I cant remember if this is the same font as I used last time, so if its not, I kind of dont care.

This is sort of inspired by my friend Matt Wood, who said something today that Ive thought about a bit since he said it. I bet youre wondering what he said. It went like this 'Do you sometimes just take a step back from your life and think about how good your friend Matt is?' But thats not the main point of this, well not about him being good, which dont get me wrong he is. But Ive decided I need to take more time out to think about the good things in life. I think sometimes I get too wrapped up in the here and now, and the clutter that is my life, to think about and really learn to appreciate how lucky I am.

Thats sort of it really.

Also, on my way to the computer, there was this MASSIVE spider. It was really big, and I was really scared. Thats also something I was thinking about. My fear. Sorry to go off on a tangent just as I was about to leave, but this is hot off the press that is my mind. I dont want to have to just accept my fear of spiders for the rest of my life. What if I live alone and theres a big spider in a room, I cant just not go in there forever. Which is what I think would be the first thing that comes to mind, to shut the door and never go back in. Although Id be too afraid to ever go in without knowing where it was. Its like they control me. I mean, I know their there, like under the floorboards and skirting boards and stuff, and Im okay with that to a certain extent. Its just when they come taking the mick out of me cause they know Im soft. I go all weird, and scared, and most of the time I cry. But I dont want this to just be a fact of life, but I dont know how to get rid of it.

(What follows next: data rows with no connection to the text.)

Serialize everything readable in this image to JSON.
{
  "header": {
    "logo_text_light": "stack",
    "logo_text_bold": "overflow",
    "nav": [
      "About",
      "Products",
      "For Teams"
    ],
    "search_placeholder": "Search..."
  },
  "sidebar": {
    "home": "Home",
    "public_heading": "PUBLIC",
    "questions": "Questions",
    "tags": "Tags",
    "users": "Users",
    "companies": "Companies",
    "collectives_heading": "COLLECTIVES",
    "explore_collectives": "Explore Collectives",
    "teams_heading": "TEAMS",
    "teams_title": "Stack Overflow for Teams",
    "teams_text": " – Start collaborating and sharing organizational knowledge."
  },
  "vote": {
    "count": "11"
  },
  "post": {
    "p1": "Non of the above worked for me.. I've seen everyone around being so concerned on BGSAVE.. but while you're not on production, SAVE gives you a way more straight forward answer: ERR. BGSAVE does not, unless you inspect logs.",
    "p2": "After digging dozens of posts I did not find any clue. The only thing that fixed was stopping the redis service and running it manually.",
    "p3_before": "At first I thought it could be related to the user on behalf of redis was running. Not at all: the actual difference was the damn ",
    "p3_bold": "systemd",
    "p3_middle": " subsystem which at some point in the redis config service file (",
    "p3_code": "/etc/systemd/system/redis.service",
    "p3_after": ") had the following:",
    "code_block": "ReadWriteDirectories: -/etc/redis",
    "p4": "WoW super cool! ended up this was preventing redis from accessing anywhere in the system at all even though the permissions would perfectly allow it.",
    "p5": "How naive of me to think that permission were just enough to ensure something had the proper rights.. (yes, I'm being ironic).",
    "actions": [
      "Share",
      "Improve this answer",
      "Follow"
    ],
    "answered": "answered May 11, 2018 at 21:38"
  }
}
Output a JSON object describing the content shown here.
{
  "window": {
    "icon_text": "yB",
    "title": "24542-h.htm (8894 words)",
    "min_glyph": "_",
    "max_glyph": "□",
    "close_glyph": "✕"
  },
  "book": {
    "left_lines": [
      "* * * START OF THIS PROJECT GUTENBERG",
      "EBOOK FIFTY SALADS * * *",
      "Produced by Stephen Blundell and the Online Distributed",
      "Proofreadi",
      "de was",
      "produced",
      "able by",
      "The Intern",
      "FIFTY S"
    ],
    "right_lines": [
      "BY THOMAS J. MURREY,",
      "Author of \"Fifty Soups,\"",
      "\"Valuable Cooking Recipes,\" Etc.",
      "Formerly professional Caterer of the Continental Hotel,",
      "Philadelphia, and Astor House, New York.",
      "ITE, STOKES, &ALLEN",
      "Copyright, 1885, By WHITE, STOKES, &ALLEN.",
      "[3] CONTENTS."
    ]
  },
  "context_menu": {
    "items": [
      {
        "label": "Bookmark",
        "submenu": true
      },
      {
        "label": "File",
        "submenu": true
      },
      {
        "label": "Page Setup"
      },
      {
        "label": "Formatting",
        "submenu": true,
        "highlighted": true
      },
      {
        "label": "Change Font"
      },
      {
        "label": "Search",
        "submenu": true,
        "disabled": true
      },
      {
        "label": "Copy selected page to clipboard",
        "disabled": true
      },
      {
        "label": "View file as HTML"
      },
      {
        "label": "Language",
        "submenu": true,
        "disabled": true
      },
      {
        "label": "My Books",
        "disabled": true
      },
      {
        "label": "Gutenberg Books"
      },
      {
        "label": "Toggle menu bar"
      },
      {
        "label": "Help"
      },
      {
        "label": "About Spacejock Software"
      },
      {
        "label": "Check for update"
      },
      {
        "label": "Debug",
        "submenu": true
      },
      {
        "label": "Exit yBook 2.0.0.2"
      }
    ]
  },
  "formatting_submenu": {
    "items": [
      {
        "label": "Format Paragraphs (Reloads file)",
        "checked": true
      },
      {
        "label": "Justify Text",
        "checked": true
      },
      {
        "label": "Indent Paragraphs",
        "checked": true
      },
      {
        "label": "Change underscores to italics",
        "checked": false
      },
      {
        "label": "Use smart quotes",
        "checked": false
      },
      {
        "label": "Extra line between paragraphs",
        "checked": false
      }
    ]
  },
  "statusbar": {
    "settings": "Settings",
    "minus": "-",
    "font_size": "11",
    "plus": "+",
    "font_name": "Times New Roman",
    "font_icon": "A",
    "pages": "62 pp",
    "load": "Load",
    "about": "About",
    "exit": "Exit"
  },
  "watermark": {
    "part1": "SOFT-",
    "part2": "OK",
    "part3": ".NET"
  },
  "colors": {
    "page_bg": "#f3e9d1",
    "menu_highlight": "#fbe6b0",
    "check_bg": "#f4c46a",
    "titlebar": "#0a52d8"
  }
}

Anyway, Im actually going now. Sorry if I bored you.

Monday 12 May 2008

So, here goes nothing.

I feel a little nervous for this, like the first time you do anything new I suppose. I hope, for your sakes, whoever you are out there that you dont get the wrong impression of me. I dont find putting pen to paper, or in this case a more advanced pen and paper, easy. Its really hard. I love other peoples words, just never my own, which is something I guess I have to deal with. Im not one to make many of my feelings and little thoughts very widely known. I dont know a great deal of big words, neither am I great at finding the right words to put across what Im trying to say, but never-the-less(?), here I am.

Youll be graced with my 'prose' when I feel like being wordy, which isnt often, but is becoming are more regular occurrence these days. When I get a little inspiration. I think I dont like expressing myself with words because I like things to be certain. I like answers, something definite. I guess thats why I love maths, besides the reason Cady Heron gives in mean girls (It being the same in every country), it always has definite answers. No "maybe"s, or "Ill get back to you"s. Youre either right or wrong, its yes or no. 2 plus 2 always makes 4, no matter how bad your maths is you cant deny it. Thats just the way the cogs turn up there, I cant help it, but I kind of like it that way, even though its 'wierd' and 'nerdy' I dont mind, well I actually enjoy it.

If youve read this far down the page, congratulations. Youve learned something about me, whether you already knew it and have just read it in other words, or if you had no idea about my inner workings, there you go. I think this will be all for our first encounter, but Ill be back again some time soon, I suppose.

P.s Im glad this thing has a spell checker, I suck at spellings.